Reconnaître les signes d’alerte des polices inutiles

Comprendre quand un produit d’assurance représente une mauvaise valeur nécessite d’identifier des signes d’alerte communs. Une couverture qui est extrêmement étroite ou spécifique à un événement suggère que la police ne vaut pas votre argent. L’assurance spécifique à une maladie, les polices de décès accidentel et la couverture de ligne d’eau ciblent toutes des scénarios statistiquement peu probables.

Les tactiques de vente sous pression des détaillants et des compagnies d’assurance signalent également des problèmes. Si une entreprise réalise des profits importants en poussant un produit, il est probable que les consommateurs paient trop cher pour une protection minimale. Le signe le plus révélateur : si un produit d’assurance ne paie que dans des circonstances très spécifiques, une couverture plus large sert généralement mieux vos intérêts financiers.

Construire une résilience financière grâce à des alternatives stratégiques

Plutôt que d’acheter des polices d’assurance vie gaspillage d’argent, constituer un solide fonds d’urgence offre une flexibilité financière supérieure. “Vous gardez le contrôle de votre argent, gagnez des intérêts sur vos économies et n’êtes pas enfermé dans des limitations de couverture spécifiques,” a conseillé Barber.
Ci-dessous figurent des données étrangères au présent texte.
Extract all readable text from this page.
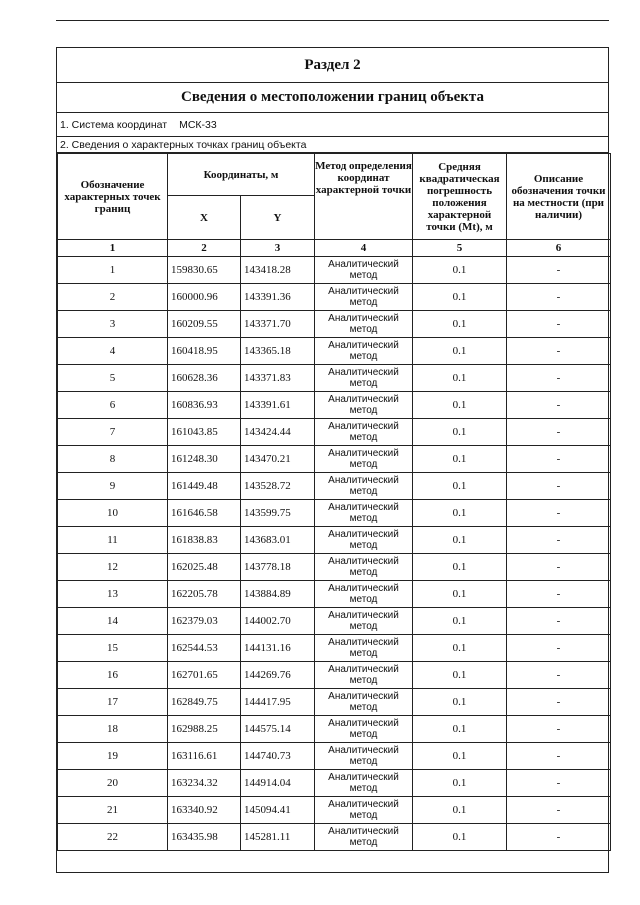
Раздел 2
Сведения о местоположении границ объекта
1. Система координат МСК-33
2. Сведения о характерных точках границ объекта
Обозначение характерных точек границ	Координаты, м		Метод определения координат характерной точки	Средняя квадратическая погрешность положения характерной точки (Mt), м	Описание обозначения точки на местности (при наличии)
	X	Y			
1	2	3	4	5	6
1	159830.65	143418.28	Аналитический метод	0.1	-
2	160000.96	143391.36	Аналитический метод	0.1	-
3	160209.55	143371.70	Аналитический метод	0.1	-
4	160418.95	143365.18	Аналитический метод	0.1	-
5	160628.36	143371.83	Аналитический метод	0.1	-
6	160836.93	143391.61	Аналитический метод	0.1	-
7	161043.85	143424.44	Аналитический метод	0.1	-
8	161248.30	143470.21	Аналитический метод	0.1	-
9	161449.48	143528.72	Аналитический метод	0.1	-
10	161646.58	143599.75	Аналитический метод	0.1	-
11	161838.83	143683.01	Аналитический метод	0.1	-
12	162025.48	143778.18	Аналитический метод	0.1	-
13	162205.78	143884.89	Аналитический метод	0.1	-
14	162379.03	144002.70	Аналитический метод	0.1	-
15	162544.53	144131.16	Аналитический метод	0.1	-
16	162701.65	144269.76	Аналитический метод	0.1	-
17	162849.75	144417.95	Аналитический метод	0.1	-
18	162988.25	144575.14	Аналитический метод	0.1	-
19	163116.61	144740.73	Аналитический метод	0.1	-
20	163234.32	144914.04	Аналитический метод	0.1	-
21	163340.92	145094.41	Аналитический метод	0.1	-
22	163435.98	145281.11	Аналитический метод	0.1	-
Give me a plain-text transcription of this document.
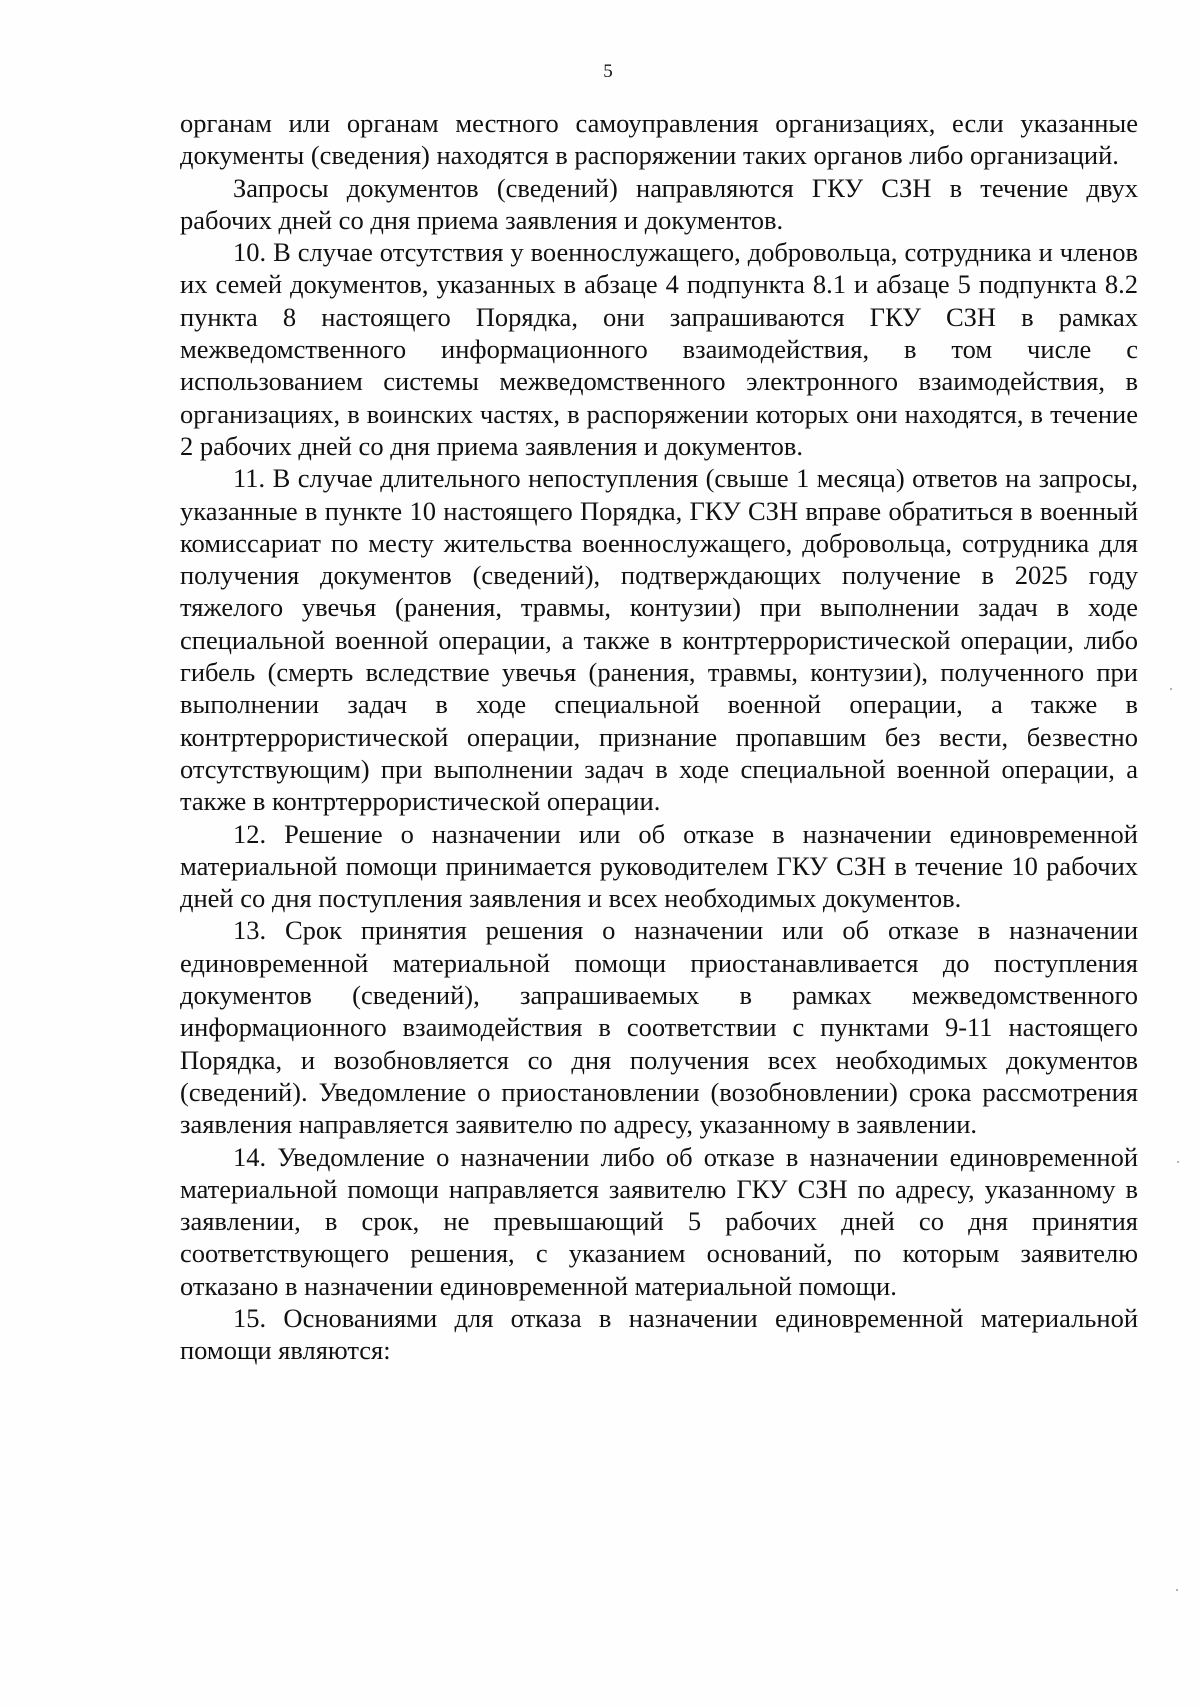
5

органам или органам местного самоуправления организациях, если указанные документы (сведения) находятся в распоряжении таких органов либо организаций.

Запросы документов (сведений) направляются ГКУ СЗН в течение двух рабочих дней со дня приема заявления и документов.

10. В случае отсутствия у военнослужащего, добровольца, сотрудника и членов их семей документов, указанных в абзаце 4 подпункта 8.1 и абзаце 5 подпункта 8.2 пункта 8 настоящего Порядка, они запрашиваются ГКУ СЗН в рамках межведомственного информационного взаимодействия, в том числе с использованием системы межведомственного электронного взаимодействия, в организациях, в воинских частях, в распоряжении которых они находятся, в течение 2 рабочих дней со дня приема заявления и документов.

11. В случае длительного непоступления (свыше 1 месяца) ответов на запросы, указанные в пункте 10 настоящего Порядка, ГКУ СЗН вправе обратиться в военный комиссариат по месту жительства военнослужащего, добровольца, сотрудника для получения документов (сведений), подтверждающих получение в 2025 году тяжелого увечья (ранения, травмы, контузии) при выполнении задач в ходе специальной военной операции, а также в контртеррористической операции, либо гибель (смерть вследствие увечья (ранения, травмы, контузии), полученного при выполнении задач в ходе специальной военной операции, а также в контртеррористической операции, признание пропавшим без вести, безвестно отсутствующим) при выполнении задач в ходе специальной военной операции, а также в контртеррористической операции.

12. Решение о назначении или об отказе в назначении единовременной материальной помощи принимается руководителем ГКУ СЗН в течение 10 рабочих дней со дня поступления заявления и всех необходимых документов.

13. Срок принятия решения о назначении или об отказе в назначении единовременной материальной помощи приостанавливается до поступления документов (сведений), запрашиваемых в рамках межведомственного информационного взаимодействия в соответствии с пунктами 9-11 настоящего Порядка, и возобновляется со дня получения всех необходимых документов (сведений). Уведомление о приостановлении (возобновлении) срока рассмотрения заявления направляется заявителю по адресу, указанному в заявлении.

14. Уведомление о назначении либо об отказе в назначении единовременной материальной помощи направляется заявителю ГКУ СЗН по адресу, указанному в заявлении, в срок, не превышающий 5 рабочих дней со дня принятия соответствующего решения, с указанием оснований, по которым заявителю отказано в назначении единовременной материальной помощи.

15. Основаниями для отказа в назначении единовременной материальной помощи являются:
Cette approche fonctionne particulièrement bien pour les réparations de petits appareils, les dépenses médicales mineures non couvertes par l’assurance santé et d’autres coûts sous quelques milliers de dollars.
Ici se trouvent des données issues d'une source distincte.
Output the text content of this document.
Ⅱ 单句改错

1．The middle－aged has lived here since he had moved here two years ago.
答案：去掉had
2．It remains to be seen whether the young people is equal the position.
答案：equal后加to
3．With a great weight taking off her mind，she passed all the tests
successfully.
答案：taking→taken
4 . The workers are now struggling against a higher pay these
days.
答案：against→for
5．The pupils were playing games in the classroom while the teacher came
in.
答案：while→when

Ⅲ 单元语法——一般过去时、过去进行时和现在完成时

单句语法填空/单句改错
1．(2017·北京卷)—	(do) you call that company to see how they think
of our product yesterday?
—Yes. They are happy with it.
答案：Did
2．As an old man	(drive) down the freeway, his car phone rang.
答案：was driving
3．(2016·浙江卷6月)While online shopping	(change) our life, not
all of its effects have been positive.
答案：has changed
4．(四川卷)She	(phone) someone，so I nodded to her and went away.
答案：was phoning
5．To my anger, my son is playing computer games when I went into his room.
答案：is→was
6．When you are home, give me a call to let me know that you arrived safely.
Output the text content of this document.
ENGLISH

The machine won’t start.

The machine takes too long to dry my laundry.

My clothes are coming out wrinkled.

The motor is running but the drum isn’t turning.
Questions essentielles avant d’acheter une assurance

Barber recommande de se poser trois questions cruciales avant d’acheter tout produit d’assurance :

  • Quelle est la probabilité réelle que j’aie besoin de cette couverture ?
  • Quel serait le coût à ma charge si je devais financer moi-même cette dépense ?
  • Quelle est la chevauchement de cette couverture avec la protection que j’ai déjà ?

Ces questions exposent immédiatement les redondances et les propositions de valeur médiocres.
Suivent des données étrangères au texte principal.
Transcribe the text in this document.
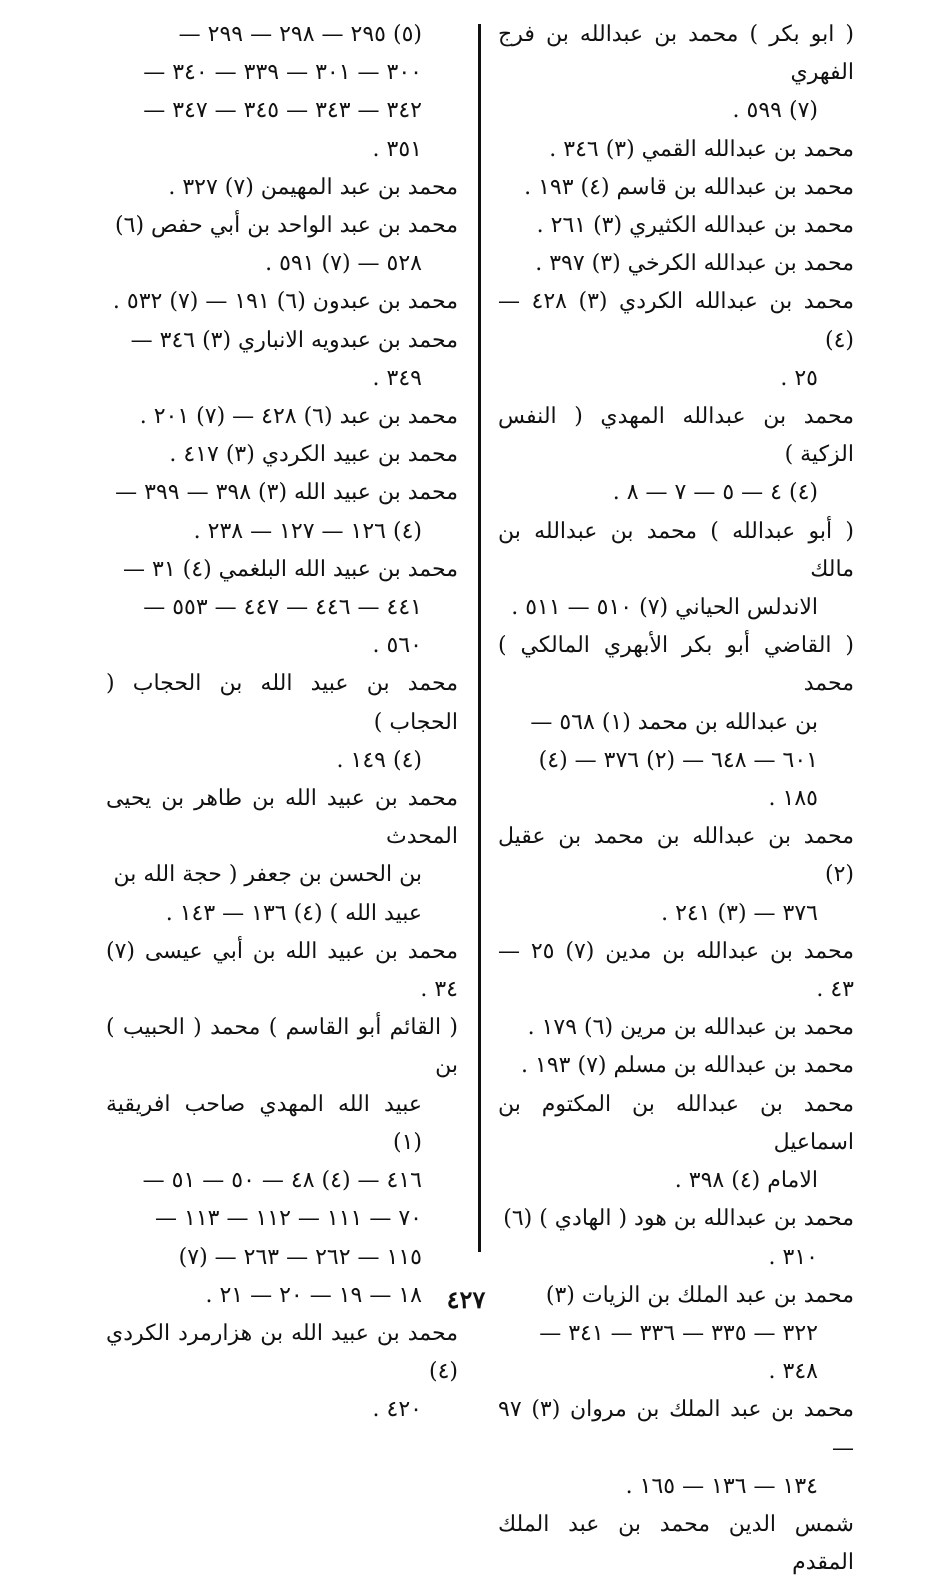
( ابو بكر ) محمد بن عبدالله بن فرج الفهري
(٧) ٥٩٩ .
محمد بن عبدالله القمي (٣) ٣٤٦ .
محمد بن عبدالله بن قاسم (٤) ١٩٣ .
محمد بن عبدالله الكثيري (٣) ٢٦١ .
محمد بن عبدالله الكرخي (٣) ٣٩٧ .
محمد بن عبدالله الكردي (٣) ٤٢٨ — (٤)
٢٥ .
محمد بن عبدالله المهدي ( النفس الزكية )
(٤) ٤ — ٥ — ٧ — ٨ .
( أبو عبدالله ) محمد بن عبدالله بن مالك
الاندلس الحياني (٧) ٥١٠ — ٥١١ .
( القاضي أبو بكر الأبهري المالكي ) محمد
بن عبدالله بن محمد (١) ٥٦٨ —
٦٠١ — ٦٤٨ — (٢) ٣٧٦ — (٤)
١٨٥ .
محمد بن عبدالله بن محمد بن عقيل (٢)
٣٧٦ — (٣) ٢٤١ .
محمد بن عبدالله بن مدين (٧) ٢٥ — ٤٣ .
محمد بن عبدالله بن مرين (٦) ١٧٩ .
محمد بن عبدالله بن مسلم (٧) ١٩٣ .
محمد بن عبدالله بن المكتوم بن اسماعيل
الامام (٤) ٣٩٨ .
محمد بن عبدالله بن هود ( الهادي ) (٦)
٣١٠ .
محمد بن عبد الملك بن الزيات (٣)
٣٢٢ — ٣٣٥ — ٣٣٦ — ٣٤١ —
٣٤٨ .
محمد بن عبد الملك بن مروان (٣) ٩٧ —
١٣٤ — ١٣٦ — ١٦٥ .
شمس الدين محمد بن عبد الملك المقدم
(٥) ٢٩٥ — ٢٩٨ — ٢٩٩ —
٣٠٠ — ٣٠١ — ٣٣٩ — ٣٤٠ —
٣٤٢ — ٣٤٣ — ٣٤٥ — ٣٤٧ —
٣٥١ .
محمد بن عبد المهيمن (٧) ٣٢٧ .
محمد بن عبد الواحد بن أبي حفص (٦)
٥٢٨ — (٧) ٥٩١ .
محمد بن عبدون (٦) ١٩١ — (٧) ٥٣٢ .
محمد بن عبدويه الانباري (٣) ٣٤٦ —
٣٤٩ .
محمد بن عبد (٦) ٤٢٨ — (٧) ٢٠١ .
محمد بن عبيد الكردي (٣) ٤١٧ .
محمد بن عبيد الله (٣) ٣٩٨ — ٣٩٩ —
(٤) ١٢٦ — ١٢٧ — ٢٣٨ .
محمد بن عبيد الله البلغمي (٤) ٣١ —
٤٤١ — ٤٤٦ — ٤٤٧ — ٥٥٣ —
٥٦٠ .
محمد بن عبيد الله بن الحجاب ( الحجاب )
(٤) ١٤٩ .
محمد بن عبيد الله بن طاهر بن يحيى المحدث
بن الحسن بن جعفر ( حجة الله بن
عبيد الله ) (٤) ١٣٦ — ١٤٣ .
محمد بن عبيد الله بن أبي عيسى (٧) ٣٤ .
( القائم أبو القاسم ) محمد ( الحبيب ) بن
عبيد الله المهدي صاحب افريقية (١)
٤١٦ — (٤) ٤٨ — ٥٠ — ٥١ —
٧٠ — ١١١ — ١١٢ — ١١٣ —
١١٥ — ٢٦٢ — ٢٦٣ — (٧)
١٨ — ١٩ — ٢٠ — ٢١ .
محمد بن عبيد الله بن هزارمرد الكردي (٤)
٤٢٠ .
٤٢٧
La philosophie ultime de l’assurance : Protéger contre les pertes catastrophiques

L’assurance devrait finalement protéger contre les pertes catastrophiques que vous ne pouvez vraiment pas vous permettre d’auto-assurer. Si vous achetez une couverture pour des commodités ou des dépenses mineures, vous gaspillez probablement de l’argent qui pourrait être mieux économisé ou investi. Ce principe fondamental sépare l’assurance nécessaire des achats de gaspillage d’argent en matière d’assurance vie qui ne profitent qu’aux assureurs et aux détaillants plutôt que de protéger l’avenir financier de votre famille.